Redaktionsgespräch mit Petra Pigerl-Radtke und Stefan Bresser Für eine Ausbildung ist es nie zu spät

Mönchengladbach · Die IHK-Geschäftsführerin für Aus- und Weiterbildung und der Geschäftsführer der Kreishandwerkerschaft sprechen über sinkende Bewerberzahlen und sagen, warum es noch nicht zu spät ist, sich um einen Ausbildungsplatz zu bewerben.

 Petra Pigerl-Radtke und Stefan Bresser in einer der Lehrwerkstätten der Kreishandwerkerschaft.

Petra Pigerl-Radtke und Stefan Bresser in einer der Lehrwerkstätten der Kreishandwerkerschaft.

Foto: Detlef Ilgner

Herr Bresser, Handwerker sind Mangelware und heiß begehrt. Ein Traumberuf für Jugendliche?

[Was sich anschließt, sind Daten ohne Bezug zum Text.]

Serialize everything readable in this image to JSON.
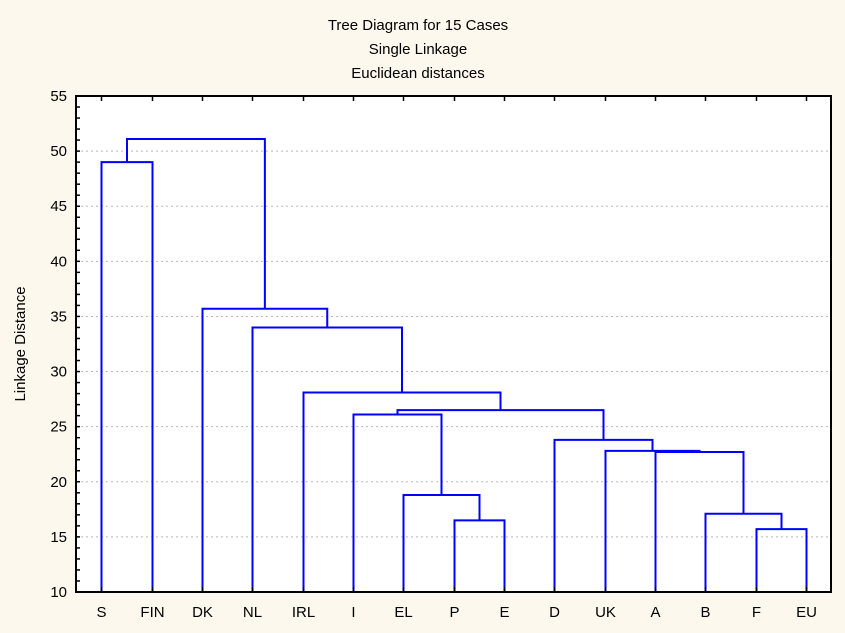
{
  "chart_data": {
    "type": "dendrogram",
    "title": "Tree Diagram for 15 Cases",
    "subtitle": [
      "Single Linkage",
      "Euclidean distances"
    ],
    "xlabel": "",
    "ylabel": "Linkage Distance",
    "ylim": [
      10,
      55
    ],
    "yticks": [
      10,
      15,
      20,
      25,
      30,
      35,
      40,
      45,
      50,
      55
    ],
    "grid": true,
    "line_color": "#0000ff",
    "leaves": [
      "S",
      "FIN",
      "DK",
      "NL",
      "IRL",
      "I",
      "EL",
      "P",
      "E",
      "D",
      "UK",
      "A",
      "B",
      "F",
      "EU"
    ],
    "merges": [
      {
        "id": "c1",
        "left": "S",
        "right": "FIN",
        "height": 49.0
      },
      {
        "id": "c2",
        "left": "F",
        "right": "EU",
        "height": 15.7
      },
      {
        "id": "c3",
        "left": "B",
        "right": "c2",
        "height": 17.1
      },
      {
        "id": "c4",
        "left": "A",
        "right": "c3",
        "height": 22.7
      },
      {
        "id": "c5",
        "left": "UK",
        "right": "c4",
        "height": 22.8
      },
      {
        "id": "c6",
        "left": "D",
        "right": "c5",
        "height": 23.8
      },
      {
        "id": "c7",
        "left": "P",
        "right": "E",
        "height": 16.5
      },
      {
        "id": "c8",
        "left": "EL",
        "right": "c7",
        "height": 18.8
      },
      {
        "id": "c9",
        "left": "I",
        "right": "c8",
        "height": 26.1
      },
      {
        "id": "c10",
        "left": "c9",
        "right": "c6",
        "height": 26.5
      },
      {
        "id": "c11",
        "left": "IRL",
        "right": "c10",
        "height": 28.1
      },
      {
        "id": "c12",
        "left": "NL",
        "right": "c11",
        "height": 34.0
      },
      {
        "id": "c13",
        "left": "DK",
        "right": "c12",
        "height": 35.7
      },
      {
        "id": "c14",
        "left": "c1",
        "right": "c13",
        "height": 51.1
      }
    ]
  }
}
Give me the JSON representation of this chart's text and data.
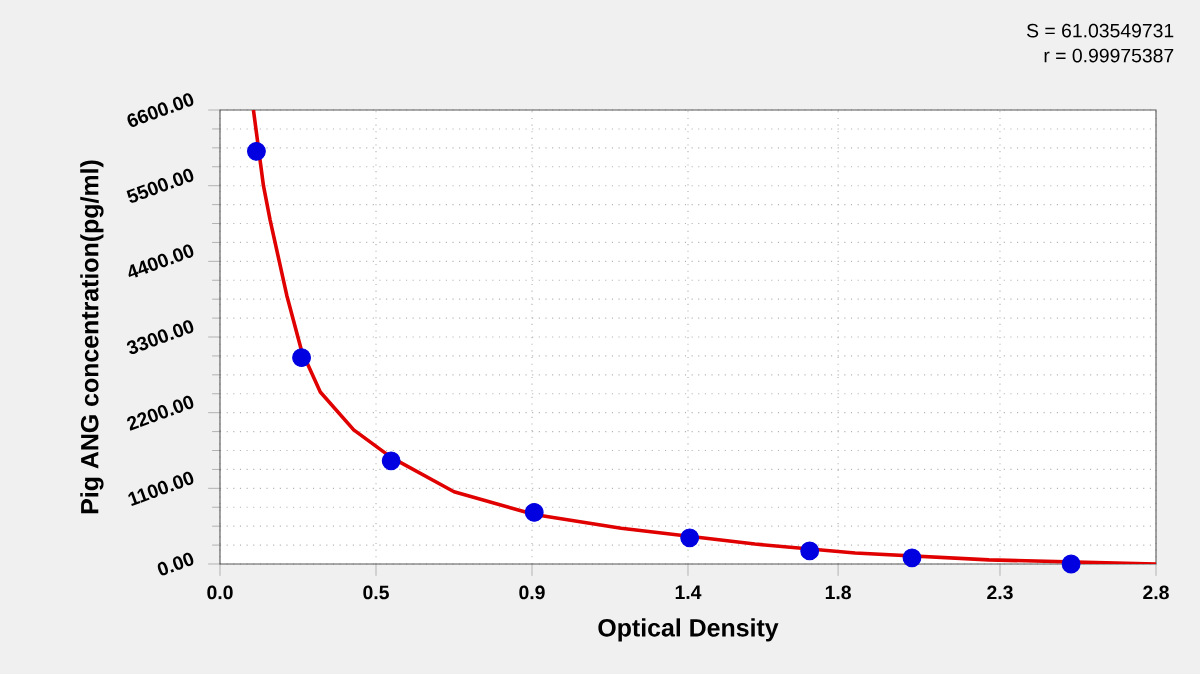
{
  "chart_data": {
    "type": "scatter",
    "xlabel": "Optical Density",
    "ylabel": "Pig ANG concentration(pg/ml)",
    "annotations": [
      "S = 61.03549731",
      "r = 0.99975387"
    ],
    "xlim": [
      0,
      2.8
    ],
    "ylim": [
      0,
      6600
    ],
    "xticks": [
      {
        "value": 0,
        "label": "0.0"
      },
      {
        "value": 0.4667,
        "label": "0.5"
      },
      {
        "value": 0.9333,
        "label": "0.9"
      },
      {
        "value": 1.4,
        "label": "1.4"
      },
      {
        "value": 1.849,
        "label": "1.8"
      },
      {
        "value": 2.3333,
        "label": "2.3"
      },
      {
        "value": 2.8,
        "label": "2.8"
      }
    ],
    "yticks": [
      {
        "value": 0,
        "label": "0.00"
      },
      {
        "value": 1100,
        "label": "1100.00"
      },
      {
        "value": 2200,
        "label": "2200.00"
      },
      {
        "value": 3300,
        "label": "3300.00"
      },
      {
        "value": 4400,
        "label": "4400.00"
      },
      {
        "value": 5500,
        "label": "5500.00"
      },
      {
        "value": 6600,
        "label": "6600.00"
      }
    ],
    "grid": true,
    "series": [
      {
        "color": "#0000e0",
        "marker": "circle",
        "x": [
          0.109,
          0.244,
          0.512,
          0.94,
          1.405,
          1.764,
          2.07,
          2.546
        ],
        "values": [
          6000,
          3000,
          1500,
          750,
          380,
          190,
          90,
          0
        ]
      },
      {
        "type": "line",
        "color": "#e00000",
        "marker": "none",
        "x": [
          0.1,
          0.13,
          0.15,
          0.2,
          0.244,
          0.3,
          0.4,
          0.512,
          0.7,
          0.94,
          1.2,
          1.6,
          1.9,
          2.3,
          2.8
        ],
        "values": [
          6600,
          5500,
          5000,
          3900,
          3100,
          2500,
          1950,
          1550,
          1050,
          720,
          520,
          290,
          160,
          60,
          0
        ]
      }
    ]
  }
}
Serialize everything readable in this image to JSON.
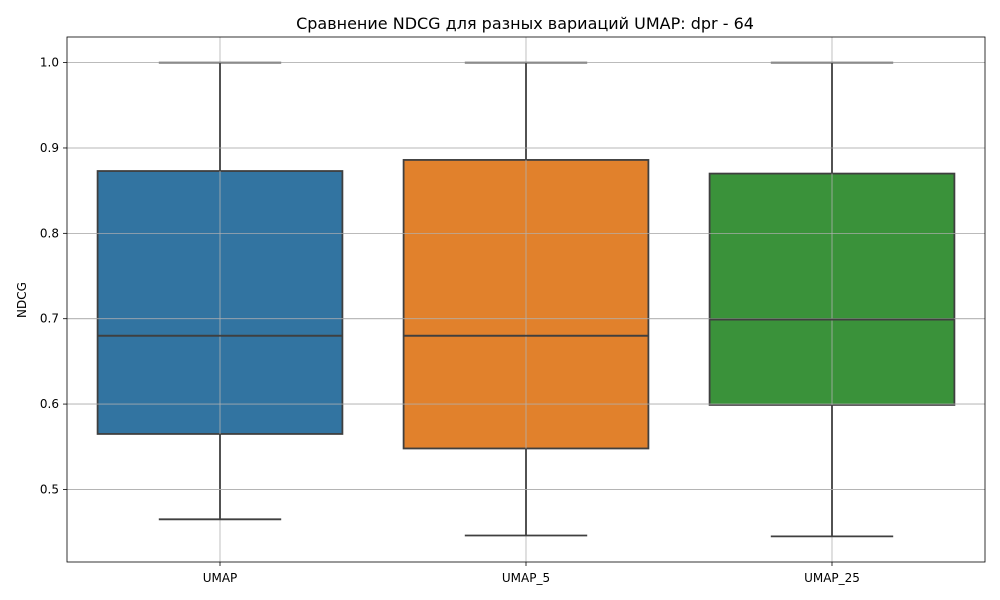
{
  "chart_data": {
    "type": "boxplot",
    "title": "Сравнение NDCG для разных вариаций UMAP: dpr - 64",
    "xlabel": "",
    "ylabel": "NDCG",
    "ylim": [
      0.415,
      1.03
    ],
    "yticks": [
      "0.5",
      "0.6",
      "0.7",
      "0.8",
      "0.9",
      "1.0"
    ],
    "grid": true,
    "categories": [
      "UMAP",
      "UMAP_5",
      "UMAP_25"
    ],
    "boxes": [
      {
        "name": "UMAP",
        "whisker_low": 0.465,
        "q1": 0.565,
        "median": 0.68,
        "q3": 0.873,
        "whisker_high": 1.0,
        "color": "#3274a1"
      },
      {
        "name": "UMAP_5",
        "whisker_low": 0.446,
        "q1": 0.548,
        "median": 0.68,
        "q3": 0.886,
        "whisker_high": 1.0,
        "color": "#e1812c"
      },
      {
        "name": "UMAP_25",
        "whisker_low": 0.445,
        "q1": 0.599,
        "median": 0.699,
        "q3": 0.87,
        "whisker_high": 1.0,
        "color": "#3a923a"
      }
    ]
  }
}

Stefan Bresser Sollte man meinen. In der Realität ist es aber leider so, dass Handwerksbetriebe Schwierigkeiten haben, Auszubildende zu finden. Junge Menschen sehen ihre Perspektive oft eher in der schulischen oder akademischen Ausbildung. Für die Duale Ausbildung mit all ihren Möglichkeiten sind sie weniger zu begeistern. Die Zahl der Auszubildenden in Mönchengladbach ist zwar seit vielen Jahren stabil, aber die Zahl der Bewerber um einen Ausbildungsplatz ist stark rückläufig. Ich weiß von Unternehmen in der Elektrobranche, bei denen die Bewerberzahl um bis zu neunzig Prozent zurückgegangen ist. Die Elektrobranche gehört zu den Branchen mit den größten Schwierigkeiten, Auszubildende zu finden. Ebenso groß sind die Probleme im Bereich Sanitär/Heizung/Installation und beim kompletten Lebensmittelhandwerk, zum Beispiel bei den Bäckern oder den Fleischereifachverkäufern.

Machen Sie bei der IHK die gleichen Erfahrungen, Frau Pigerl-Radtke?

Petra Pigerl-Radtke Ja, es sieht ähnlich aus. Kleine und mittelständische Unternehmen haben Schwierigkeiten, Auszubildende zu finden, weil ihr Bekanntheitsgrad zu gering ist. Grundsätzlich klagen aber fast alle Unternehmen über Bewerbermangel.

Gibt es auch bei Ihnen Branchen, die besonders betroffen sind?

Pigerl-Radtke Die Logistik ist ein Beispiel dafür. Diese Branche spielt in Mönchengladbach eine wichtige Rolle. Aber auch der Handel und die Gastronomie bieten noch viele Ausbildungsplätze und engagierten jungen Leute gute Karrieremöglichkeiten. Momentan haben wir noch 600 offene Ausbildungsplätze in unserer Lehrstellenbörse. Es gibt also noch viele Möglichkeiten für junge Leute, die noch keine Stelle gefunden haben. Der Ausbildungsberuf muss natürlich zum Kompetenzprofil des Jugendlichen passen, aber wer sucht, sollte sich nicht nur auf einen und womöglich den bekanntesten Ausbildungsberuf beschränken, sondern auch rechts und links gucken. Wenn es der Kaufmann für Büromanagement nicht ist, ist es vielleicht ein anderer kaufmännischer Ausbildungsberuf.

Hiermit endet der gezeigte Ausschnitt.